EPSRC Centre for Doctoral Training in Agri-Food Robotics: AgriFoRwArdS - Andrew Perrett

Andrew Perrett

  • University of Lincoln in collaboration with Norfolk County Council

Research Interests

Sensing, Robotic/Computer Vision 

Publications

Posters

  • Addressing geographical domain shift for quantification of UK road verge biodiversity @ The Towards Autonomous Robots and Systems (TAROS) Conference 2023 / CDT Annual Conference / Joint Robotics CDT Conference (September 2023)

About me

I have a mixed background in electronic engineering and digital electronic fault finding within phototypesetters and industrial control gear. Programming of embedded devices and writing component level (sensor) device drivers has linked my interests within digital electronics and software throughout my life. I have also owned and ran a small Internet Service Provider which linked interests in digital communication and business. Ten years prior to arriving at the University of Lincoln to study a BSc in Computer Science, and then a MSc by Research, I had a “back to basics” semi self-sufficient lifestyle. This saw me becoming a very small-scale market gardener and selling home grown fruit and veg produce on a market stall (small scale farming).  The AgriFoRwArdS CDT was a logical step to not only bring many of my interests together but take them to a much higher level. I have continued with the University of Lincoln purely because both the staff and Agri-Robotic opportunities are fantastic.

MSc Project

Addressing geographical domain shift for quantification of UK road verge biodiversity

Previous work on DeepVerge demonstrated a method to survey biodiversity levels of roadside verges within one geographic locale using a convolutional neural network and a fully connected neural network (FCNN) classifier . Known limitations were left as future work, which now require addressing. Ordinal regression may exploit naturally occurring ranking information contained within the survey ground truth data unavailable to DeepVerge’s nominal classification method, allowing the problem of domain shift to then be addressed effectively. Addressing domain shift will extend this work providing DeepVerge with a methodology to expand beyond one locale and survey biodiversity at a national level.

PhD Project

Multi-modal fusion for remote biodiversity surveys of linear green infrastructure

The agricultural sector has a huge role to play in conserving biodiversity and mitigating its impact on the climate crisis. Biodiversity is an important indicator of the overall health of a habitat, and the environment in general. However, agricultural activities, typically focused on growing a single crop type over a large surface area and reliant on a number of substances (ranging from fertilisers to pesticides and herbicides) that are known to cause biodiversity losses, not just in arable fields, but also in the areas surrounding them. This project proposes to develop the means of automatically monitoring the biodiversity of habitats surrounding cultivated land, such as hedgerows, using computer vision techniques that incorporate information from several input sources including satellite, UAVs, and mobile robots. 

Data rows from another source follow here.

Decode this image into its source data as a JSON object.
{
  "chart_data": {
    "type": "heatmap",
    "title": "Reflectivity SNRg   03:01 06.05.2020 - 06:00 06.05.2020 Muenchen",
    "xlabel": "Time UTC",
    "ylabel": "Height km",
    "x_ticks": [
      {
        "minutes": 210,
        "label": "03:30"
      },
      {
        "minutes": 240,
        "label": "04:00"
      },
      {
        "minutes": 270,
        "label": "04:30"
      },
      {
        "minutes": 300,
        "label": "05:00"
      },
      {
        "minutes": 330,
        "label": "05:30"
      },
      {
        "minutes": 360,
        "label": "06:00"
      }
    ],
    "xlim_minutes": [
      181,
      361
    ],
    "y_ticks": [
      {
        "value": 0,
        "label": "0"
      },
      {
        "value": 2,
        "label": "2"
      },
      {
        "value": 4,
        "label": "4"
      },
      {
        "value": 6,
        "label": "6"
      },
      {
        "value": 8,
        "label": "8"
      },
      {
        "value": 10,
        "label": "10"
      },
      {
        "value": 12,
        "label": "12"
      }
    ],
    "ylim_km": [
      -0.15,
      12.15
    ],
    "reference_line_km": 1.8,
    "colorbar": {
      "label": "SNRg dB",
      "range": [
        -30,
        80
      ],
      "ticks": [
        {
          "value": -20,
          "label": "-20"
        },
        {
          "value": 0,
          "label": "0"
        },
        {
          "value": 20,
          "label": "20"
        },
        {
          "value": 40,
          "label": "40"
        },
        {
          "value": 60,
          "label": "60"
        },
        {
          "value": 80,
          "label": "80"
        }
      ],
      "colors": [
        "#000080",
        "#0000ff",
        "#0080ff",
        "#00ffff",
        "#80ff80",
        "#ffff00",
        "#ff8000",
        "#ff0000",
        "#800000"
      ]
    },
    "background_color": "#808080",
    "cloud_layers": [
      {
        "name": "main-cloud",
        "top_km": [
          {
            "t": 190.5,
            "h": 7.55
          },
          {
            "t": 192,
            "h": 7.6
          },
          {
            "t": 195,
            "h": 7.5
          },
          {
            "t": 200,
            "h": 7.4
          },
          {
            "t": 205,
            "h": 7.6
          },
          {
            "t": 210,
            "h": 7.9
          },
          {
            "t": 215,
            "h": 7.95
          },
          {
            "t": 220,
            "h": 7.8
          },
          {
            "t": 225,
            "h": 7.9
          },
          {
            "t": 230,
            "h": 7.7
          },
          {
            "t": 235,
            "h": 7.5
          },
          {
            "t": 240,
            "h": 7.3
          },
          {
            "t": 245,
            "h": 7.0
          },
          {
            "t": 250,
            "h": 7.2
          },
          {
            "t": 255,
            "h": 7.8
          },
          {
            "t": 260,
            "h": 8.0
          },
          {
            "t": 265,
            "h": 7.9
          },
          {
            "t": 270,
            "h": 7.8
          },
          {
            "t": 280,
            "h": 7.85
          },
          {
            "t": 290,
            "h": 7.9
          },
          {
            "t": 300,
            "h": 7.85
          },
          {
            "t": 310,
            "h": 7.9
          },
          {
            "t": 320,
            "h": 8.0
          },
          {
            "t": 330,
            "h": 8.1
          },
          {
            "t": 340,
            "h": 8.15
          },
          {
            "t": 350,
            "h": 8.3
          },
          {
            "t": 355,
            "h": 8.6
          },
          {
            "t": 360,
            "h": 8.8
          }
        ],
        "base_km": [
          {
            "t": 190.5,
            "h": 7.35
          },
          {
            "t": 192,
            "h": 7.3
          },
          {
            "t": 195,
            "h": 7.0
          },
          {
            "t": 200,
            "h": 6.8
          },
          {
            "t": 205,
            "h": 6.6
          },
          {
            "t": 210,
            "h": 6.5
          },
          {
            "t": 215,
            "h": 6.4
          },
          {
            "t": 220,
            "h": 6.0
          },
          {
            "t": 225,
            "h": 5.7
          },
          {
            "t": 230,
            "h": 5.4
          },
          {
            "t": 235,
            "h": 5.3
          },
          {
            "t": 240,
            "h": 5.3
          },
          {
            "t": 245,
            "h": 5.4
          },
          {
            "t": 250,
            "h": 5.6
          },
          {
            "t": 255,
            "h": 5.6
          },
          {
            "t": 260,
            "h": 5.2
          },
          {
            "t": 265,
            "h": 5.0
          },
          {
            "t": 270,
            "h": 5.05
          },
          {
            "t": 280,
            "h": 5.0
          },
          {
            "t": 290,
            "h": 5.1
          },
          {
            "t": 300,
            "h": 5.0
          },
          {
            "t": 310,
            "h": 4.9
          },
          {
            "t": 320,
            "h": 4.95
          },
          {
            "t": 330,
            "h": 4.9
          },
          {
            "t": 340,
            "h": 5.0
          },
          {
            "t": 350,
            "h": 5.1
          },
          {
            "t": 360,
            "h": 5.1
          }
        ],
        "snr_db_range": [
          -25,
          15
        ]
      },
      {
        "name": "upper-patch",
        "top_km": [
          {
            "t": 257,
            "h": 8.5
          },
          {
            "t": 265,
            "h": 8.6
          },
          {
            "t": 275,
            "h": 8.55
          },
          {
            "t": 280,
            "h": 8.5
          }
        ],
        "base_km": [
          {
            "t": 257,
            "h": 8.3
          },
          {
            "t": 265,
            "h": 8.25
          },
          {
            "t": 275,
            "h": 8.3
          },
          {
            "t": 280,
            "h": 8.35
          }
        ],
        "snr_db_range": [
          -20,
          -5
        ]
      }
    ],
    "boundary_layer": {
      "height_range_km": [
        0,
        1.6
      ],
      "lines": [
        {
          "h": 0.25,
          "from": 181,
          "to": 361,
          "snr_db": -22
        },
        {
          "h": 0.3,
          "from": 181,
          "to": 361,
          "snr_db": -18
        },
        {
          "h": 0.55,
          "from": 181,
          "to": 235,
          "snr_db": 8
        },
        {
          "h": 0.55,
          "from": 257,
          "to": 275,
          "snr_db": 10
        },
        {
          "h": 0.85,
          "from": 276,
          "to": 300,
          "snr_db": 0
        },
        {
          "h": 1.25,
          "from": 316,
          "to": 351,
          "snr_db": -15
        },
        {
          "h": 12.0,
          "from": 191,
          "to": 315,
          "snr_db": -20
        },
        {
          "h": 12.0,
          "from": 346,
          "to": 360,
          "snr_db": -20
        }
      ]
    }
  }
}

The project will initially focus on the continuation of previous work applied to road verges, where a computer vision approach (based on deep convolutional neural networks) will be extended as follows: 

(1) re-training of the model using data supplied by industry collaborator Gaist, 

(2) transfer of knowledge learned on road verges to other domains, such as hedgerows and additional geographic locations, 

(3) incorporation of hierarchical and ordinal relationships when classifying images. 

The second phase of the project will focus on incorporating additional imaging modalities, such as satellite imagery, UAV photographs, and images collected by mobile robots. In the third and final phase, a hierarchical classification system that effectively utilises information from each of the different modalities. 

The PhD candidate will have the opportunity to study and develop computer vision techniques and contribute to the state-of-the-art in deep learning-based methods (i.e., convolutional neural networks, vision transformers). As such they will develop skills in image processing, machine learning, and data visualisation. The candidate will also develop skills in working with several hardware platforms, and operation of a UAV. They will develop their oral and written communications skills through production of journal manuscripts, conference and seminar talks, poster presentations, and engagement with collaborators from other disciplines.

Andy’s PhD project is being carried out in collaboration with Norfolk County Council, under the primary supervision of Dr Petra Bosilj.